“Deus meu, Deus meu, por que me desamparaste?”
4. Aqui vemos a inabalável fidelidade a Deus do Salvador.
O abandono do Redentor por Deus era um fato solene, e uma
experiência que nada lhe deixava senão apoiar-se em sua fé. A posição de nosso
Salvador na cruz foi absolutamente singular. Isso pode ser prontamente visto ao
se contrastar suas próprias palavras faladas durante seu ministério público com
aquelas proferidas na própria cruz. Antes dizia ele: “Eu bem sei que sempre me
ouves” (Jo 11.42); agora ele clama, “Deus meu, eu clamo de dia, e tu não me ouves”
(Sl 22.2)! Antes dizia ele: “E aquele que me enviou está comigo; o Pai não me
tem deixado só” (Jo 8.29); agora ele clama, “Deus meu, Deus meu, por que me
DESAMPARASTE?” Ele não tinha absolutamente nada agora em que descansar senão o
pacto e a promessa de seu Pai; e em seu clamor de angústia, sua fé se torna
manifesta. Foi um brado de aflição, mas não de desconfiança. Deus havia se retirado dele, mas note como
sua alma ainda se apega a ele. Sua fé triunfou segurando-se em Deus mesmo em
meio às trevas. “Deus meu”, diz, “Deus meu”, tu com quem está a infinita e
perpétua força; tu que apoiaste até aqui minha humanidade e, conforme tua
promessa, sustentaste teu servo — Ó, não fiques longe de mim agora. Deus meu,
eu me apóio em ti. Quando todos os confortos visíveis e sensíveis haviam
desaparecido, da invisível proteção e refúgio de sua fé o Salvador se vale. No
salmo de número vinte e dois a inabalável fidelidade do Salvador a Deus fica
mais aparente. Nesse precioso texto fala-se das profundezas de seu coração.
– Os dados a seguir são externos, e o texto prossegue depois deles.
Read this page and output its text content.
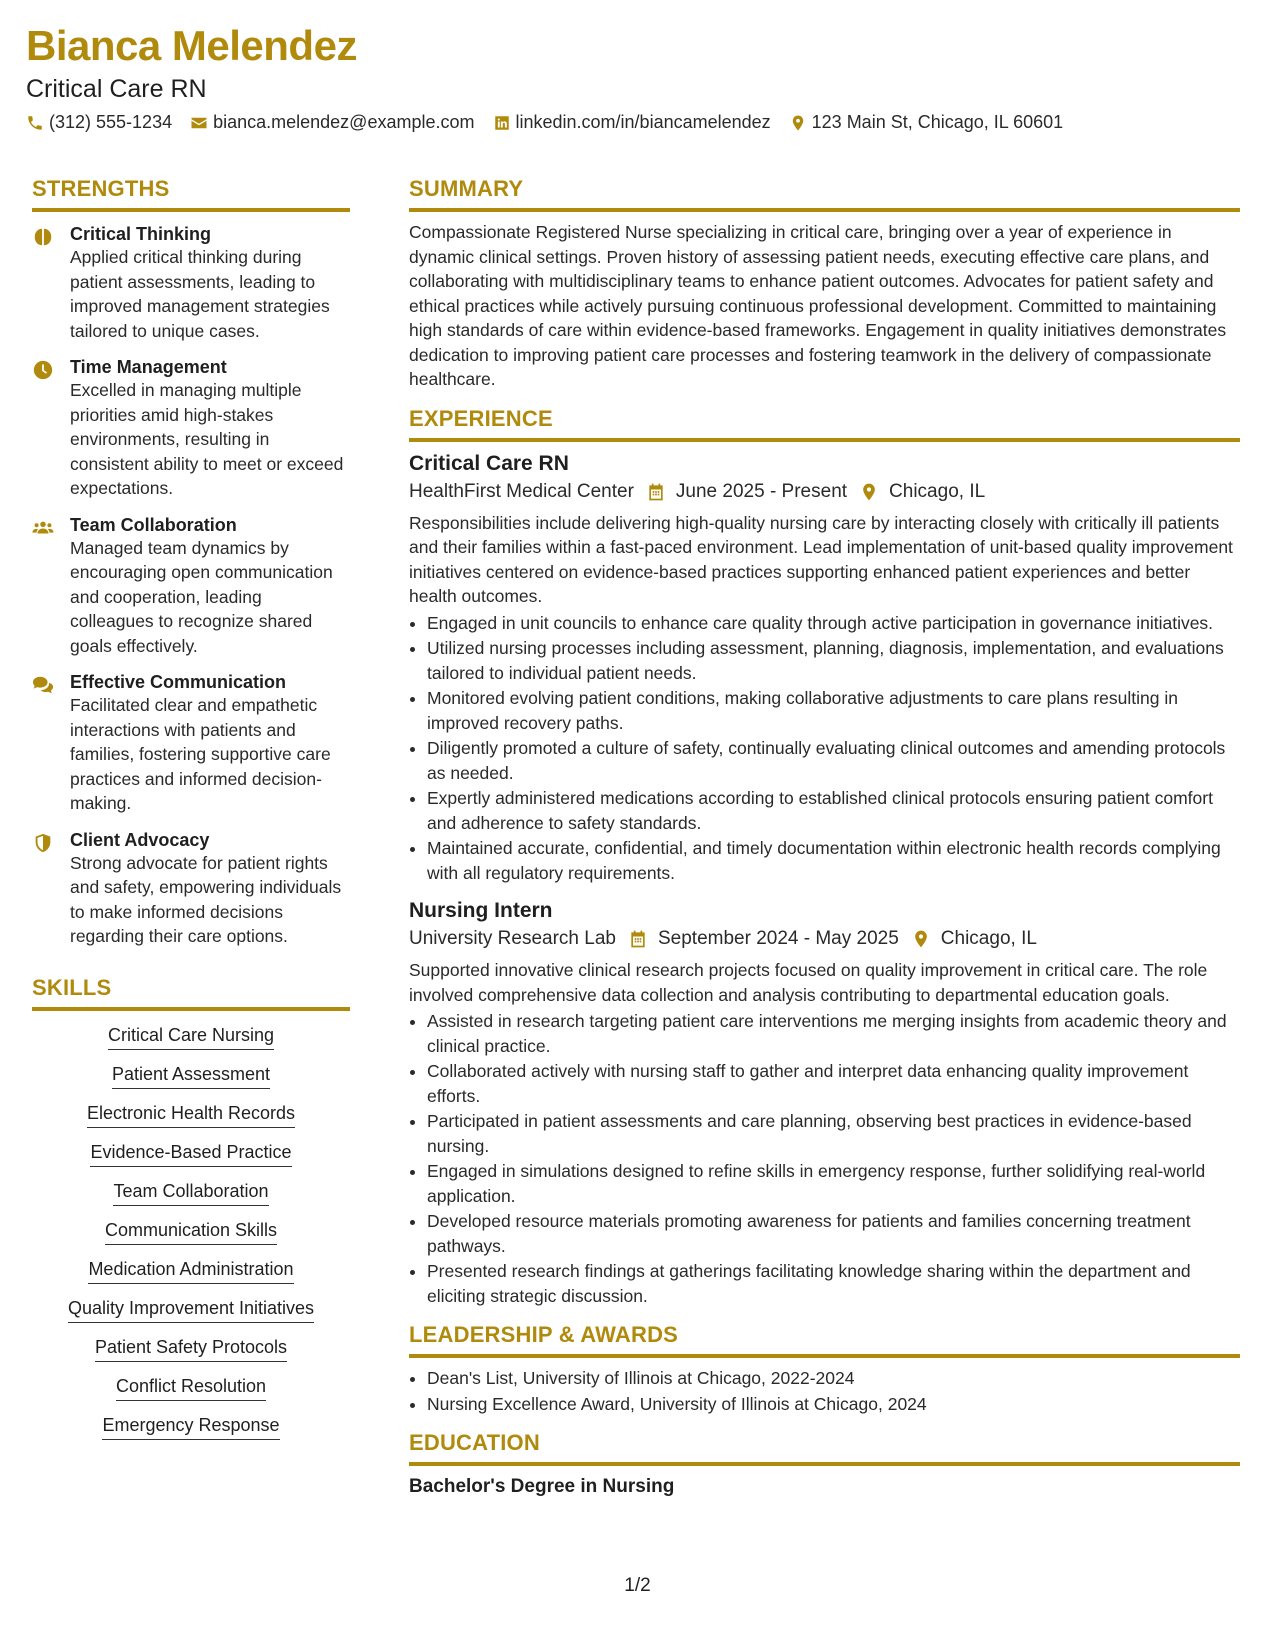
Bianca Melendez
Critical Care RN
(312) 555-1234 bianca.melendez@example.com linkedin.com/in/biancamelendez 123 Main St, Chicago, IL 60601
STRENGTHS
Critical Thinking
Applied critical thinking during patient assessments, leading to improved management strategies tailored to unique cases.
Time Management
Excelled in managing multiple priorities amid high-stakes environments, resulting in consistent ability to meet or exceed expectations.
Team Collaboration
Managed team dynamics by encouraging open communication and cooperation, leading colleagues to recognize shared goals effectively.
Effective Communication
Facilitated clear and empathetic interactions with patients and families, fostering supportive care practices and informed decision-making.
Client Advocacy
Strong advocate for patient rights and safety, empowering individuals to make informed decisions regarding their care options.
SKILLS
Critical Care Nursing
Patient Assessment
Electronic Health Records
Evidence-Based Practice
Team Collaboration
Communication Skills
Medication Administration
Quality Improvement Initiatives
Patient Safety Protocols
Conflict Resolution
Emergency Response
SUMMARY
Compassionate Registered Nurse specializing in critical care, bringing over a year of experience in dynamic clinical settings. Proven history of assessing patient needs, executing effective care plans, and collaborating with multidisciplinary teams to enhance patient outcomes. Advocates for patient safety and ethical practices while actively pursuing continuous professional development. Committed to maintaining high standards of care within evidence-based frameworks. Engagement in quality initiatives demonstrates dedication to improving patient care processes and fostering teamwork in the delivery of compassionate healthcare.
EXPERIENCE
Critical Care RN
HealthFirst Medical Center June 2025 - Present Chicago, IL
Responsibilities include delivering high-quality nursing care by interacting closely with critically ill patients and their families within a fast-paced environment. Lead implementation of unit-based quality improvement initiatives centered on evidence-based practices supporting enhanced patient experiences and better health outcomes.
• Engaged in unit councils to enhance care quality through active participation in governance initiatives.
• Utilized nursing processes including assessment, planning, diagnosis, implementation, and evaluations tailored to individual patient needs.
• Monitored evolving patient conditions, making collaborative adjustments to care plans resulting in improved recovery paths.
• Diligently promoted a culture of safety, continually evaluating clinical outcomes and amending protocols as needed.
• Expertly administered medications according to established clinical protocols ensuring patient comfort and adherence to safety standards.
• Maintained accurate, confidential, and timely documentation within electronic health records complying with all regulatory requirements.
Nursing Intern
University Research Lab September 2024 - May 2025 Chicago, IL
Supported innovative clinical research projects focused on quality improvement in critical care. The role involved comprehensive data collection and analysis contributing to departmental education goals.
• Assisted in research targeting patient care interventions me merging insights from academic theory and clinical practice.
• Collaborated actively with nursing staff to gather and interpret data enhancing quality improvement efforts.
• Participated in patient assessments and care planning, observing best practices in evidence-based nursing.
• Engaged in simulations designed to refine skills in emergency response, further solidifying real-world application.
• Developed resource materials promoting awareness for patients and families concerning treatment pathways.
• Presented research findings at gatherings facilitating knowledge sharing within the department and eliciting strategic discussion.
LEADERSHIP & AWARDS
• Dean's List, University of Illinois at Chicago, 2022-2024
• Nursing Excellence Award, University of Illinois at Chicago, 2024
EDUCATION
Bachelor's Degree in Nursing
1/2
Ouça-o: “Em ti confiaram nossos pais;
confiaram, e tu os livraste. A ti clamaram e escaparam; em ti confiaram, e não
foram confundidos. Mas eu sou verme, e não homem, opróbrio dos homens e
desprezado do povo. Todos os que me vêem zombam de mim, estendem os beiços e
meneiam a cabeça, dizendo: Confiou no Senhor, que o livre; livre-o, pois nele
tem prazer. Mas tu és o que me tiraste do ventre, o que me preservaste estando
ainda aos seios de minha mãe. Sobre ti fui lançado desde a madre; tu és o meu
Deus desde o ventre de minha mãe” (Sl 22.4-10).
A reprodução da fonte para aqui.